While it might feel good in the moment, think about the consequences of venting in public:
· The effect on your reputation.
· The effect on your relationship with you children and/or step children.
· The possibility of the rant being used against you in legal proceedings.
· The actions coming back to hurt you later on.
Here are some strategies to help you get through these emotionally difficult times:
- Write your thoughts down in a personal journal.
- Vent your feelings to a trusted family or friend.
- Speak with a therapist, clergy or other people in your support network.
- Vent your thoughts in a letter, don’t send it out – perhaps rip it up. This can be cathartic.
- If you are going to sign a pre or post nuptial agreement, ensure you get a legal opinion before you sign.
While interest in the You Tube video will soon become yesterday’s news as the public grows tired of this battle and becomes fascinated by some other family squabble, the significance of it will play out for a long time in many ways for this couple.

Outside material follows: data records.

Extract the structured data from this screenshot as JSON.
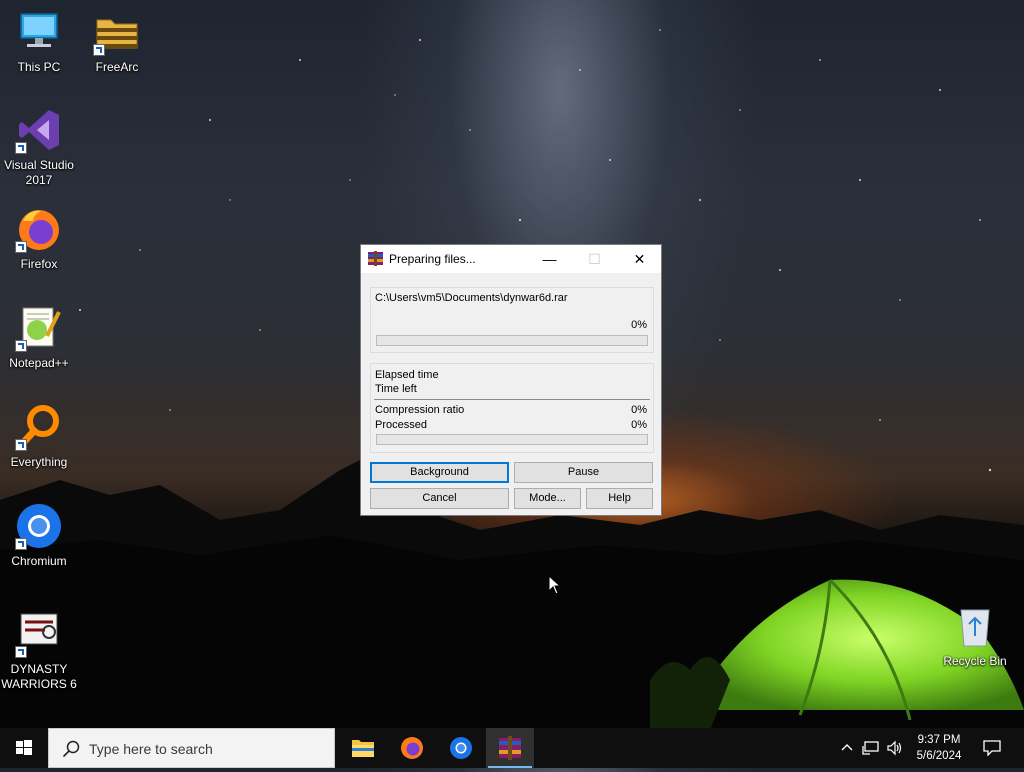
{
  "desktop": {
    "icons": [
      {
        "label_line1": "This PC",
        "label_line2": ""
      },
      {
        "label_line1": "FreeArc",
        "label_line2": ""
      },
      {
        "label_line1": "Visual Studio",
        "label_line2": "2017"
      },
      {
        "label_line1": "Firefox",
        "label_line2": ""
      },
      {
        "label_line1": "Notepad++",
        "label_line2": ""
      },
      {
        "label_line1": "Everything",
        "label_line2": ""
      },
      {
        "label_line1": "Chromium",
        "label_line2": ""
      },
      {
        "label_line1": "DYNASTY",
        "label_line2": "WARRIORS 6"
      },
      {
        "label_line1": "Recycle Bin",
        "label_line2": ""
      }
    ]
  },
  "dialog": {
    "title": "Preparing files...",
    "file_path": "C:\\Users\\vm5\\Documents\\dynwar6d.rar",
    "file_percent": "0%",
    "file_progress": 0,
    "elapsed_label": "Elapsed time",
    "time_left_label": "Time left",
    "compression_label": "Compression ratio",
    "compression_value": "0%",
    "processed_label": "Processed",
    "processed_value": "0%",
    "processed_progress": 0,
    "buttons": {
      "background": "Background",
      "pause": "Pause",
      "cancel": "Cancel",
      "mode": "Mode...",
      "help": "Help"
    }
  },
  "taskbar": {
    "search_placeholder": "Type here to search",
    "apps": [
      "file-explorer-icon",
      "firefox-icon",
      "chromium-icon",
      "winrar-icon"
    ],
    "clock_time": "9:37 PM",
    "clock_date": "5/6/2024"
  },
  "colors": {
    "accent": "#0078d7",
    "tent_green": "#8fe22a",
    "progress_green": "#06b025"
  }
}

Use these lessons well. As much as you may want to vent and scream your personal issues via email, You Tube or some other communication vehicle, you don’t want a war of words coming back to haunt you. While you may have achieved your short term goal, in the long term, you might very well be sorry you let your emotions get the better of you.
Seeking closure…….
Seeking closure…….
to your marriage and starting on a new path towards divorce
There are no rituals, ceremonies or customs ending a marriage, as there are mourning the death of a loved one. However, many people are looking for a way to find closure, to mourn the end of their marriage.
I started thinking about symbolic ways to mourn the ending of a marriage because I was recently asked if I have ever heard of a Divorce Cake.

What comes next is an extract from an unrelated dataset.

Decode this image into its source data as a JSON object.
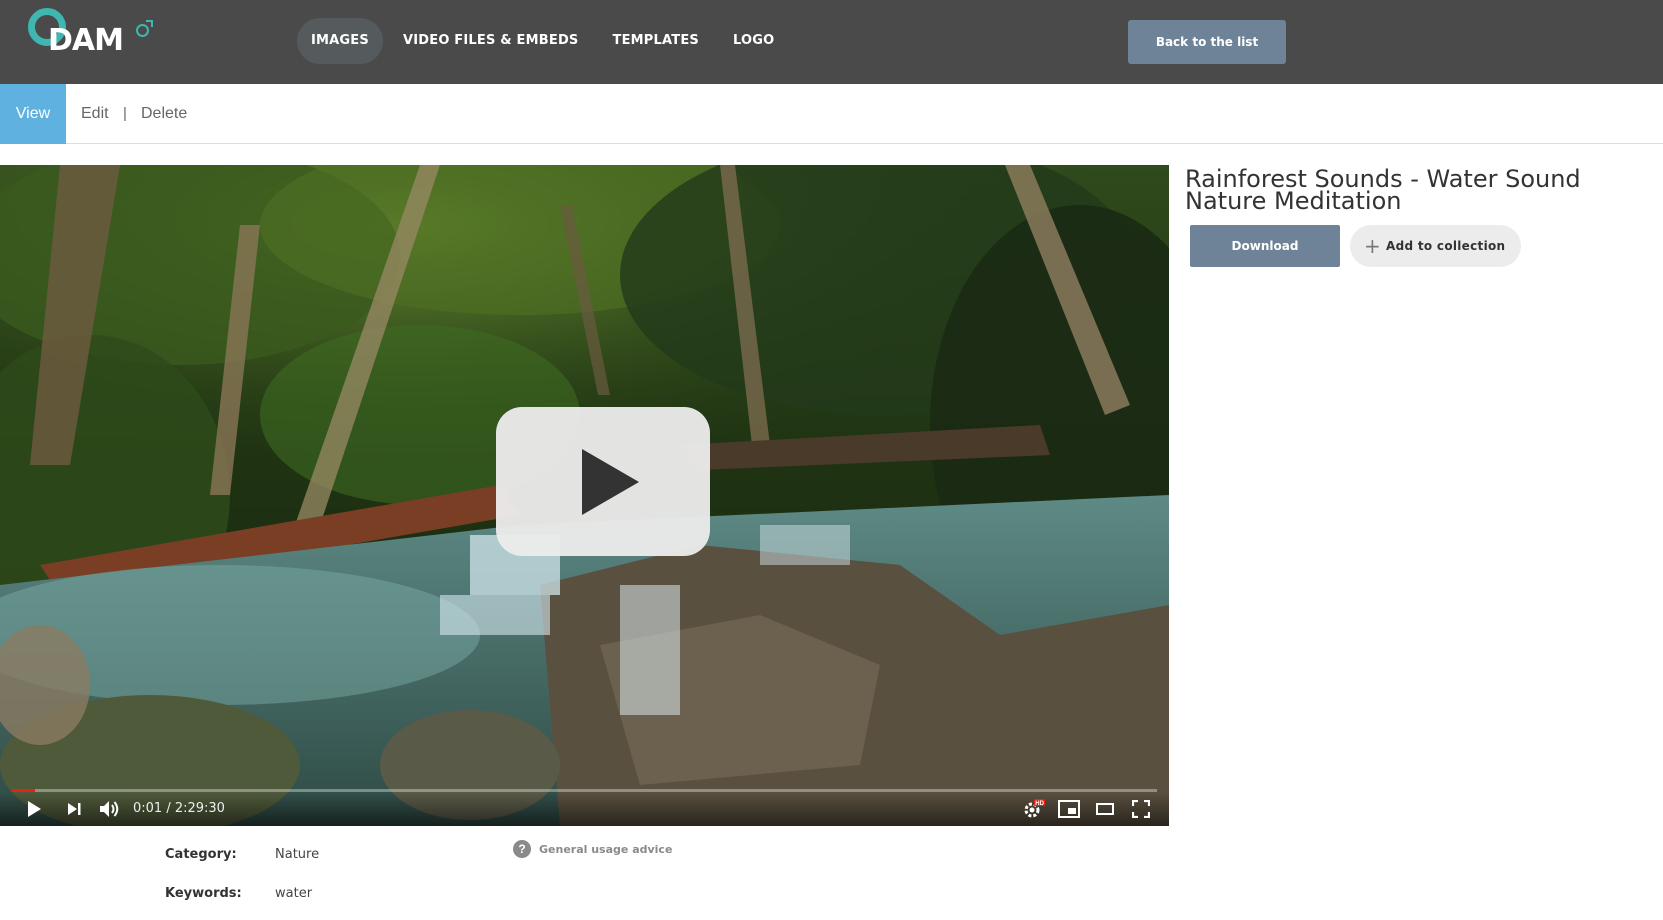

While I have never heard of anyone baking or serving divorce cake (this doesn’t mean no one has done this), there are some ideas which might help people to move on. While one might need a sense of humor to creatively use one of these tactics, there is definitely some merit to it.
In a recent article in The Globe and Mail newspaper I read about a coffin designed for wedding rings. I thought this an out of the ordinary idea, as it implies burying the past, mourning the past and then moving on.

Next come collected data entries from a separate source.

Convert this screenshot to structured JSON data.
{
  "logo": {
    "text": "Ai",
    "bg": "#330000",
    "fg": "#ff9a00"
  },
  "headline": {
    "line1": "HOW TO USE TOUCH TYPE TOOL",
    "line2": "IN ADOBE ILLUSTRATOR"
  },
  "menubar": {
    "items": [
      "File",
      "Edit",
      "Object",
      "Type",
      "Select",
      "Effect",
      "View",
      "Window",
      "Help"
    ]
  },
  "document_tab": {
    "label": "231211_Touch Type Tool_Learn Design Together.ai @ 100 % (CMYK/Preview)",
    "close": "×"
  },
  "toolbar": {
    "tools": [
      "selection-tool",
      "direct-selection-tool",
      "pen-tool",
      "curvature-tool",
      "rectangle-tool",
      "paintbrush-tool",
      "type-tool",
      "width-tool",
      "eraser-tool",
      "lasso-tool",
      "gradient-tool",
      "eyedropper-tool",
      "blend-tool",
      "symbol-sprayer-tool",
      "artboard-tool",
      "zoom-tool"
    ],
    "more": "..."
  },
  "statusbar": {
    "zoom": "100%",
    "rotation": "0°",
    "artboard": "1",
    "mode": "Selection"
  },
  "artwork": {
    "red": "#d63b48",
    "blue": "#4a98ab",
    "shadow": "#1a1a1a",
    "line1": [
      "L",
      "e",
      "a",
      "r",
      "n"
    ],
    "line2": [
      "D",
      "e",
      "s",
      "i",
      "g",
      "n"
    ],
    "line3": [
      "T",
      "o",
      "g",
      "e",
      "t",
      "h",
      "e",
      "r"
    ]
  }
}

I received an email from a lawyer who told me of a client who insisted on walking her divorce petition down to the courthouse and filing it herself. She said she went down to get the marriage application and wants now to be part of the unwinding process. I thought this idea to be brilliant. This was a woman taking control of her life.
There are people who throw divorce parties, mail out or email notices of their divorce. Interesting concepts too. The thing to remember is, you don’t want to show anger, bitterness or remorse. You certainly don’t want to offend your friends, make them feel uncomfortable or create a mockery of yourself. Use this as an opportunity for closure and healing.
But, back to the cake. I thought, what could that recipe for divorce cake be?
How about –
I dash of focus (on how you would like your life to unfold)
2 sprinkles of hope
and lots of confidence (for enabling yourself to achieve the life you envision).
All of this achieved by doing research, asking questions and accepting that this is an emotional time – and dealing with your emotions.
Divorce is rich in opportunity to learn and grow from. Use these lessons well.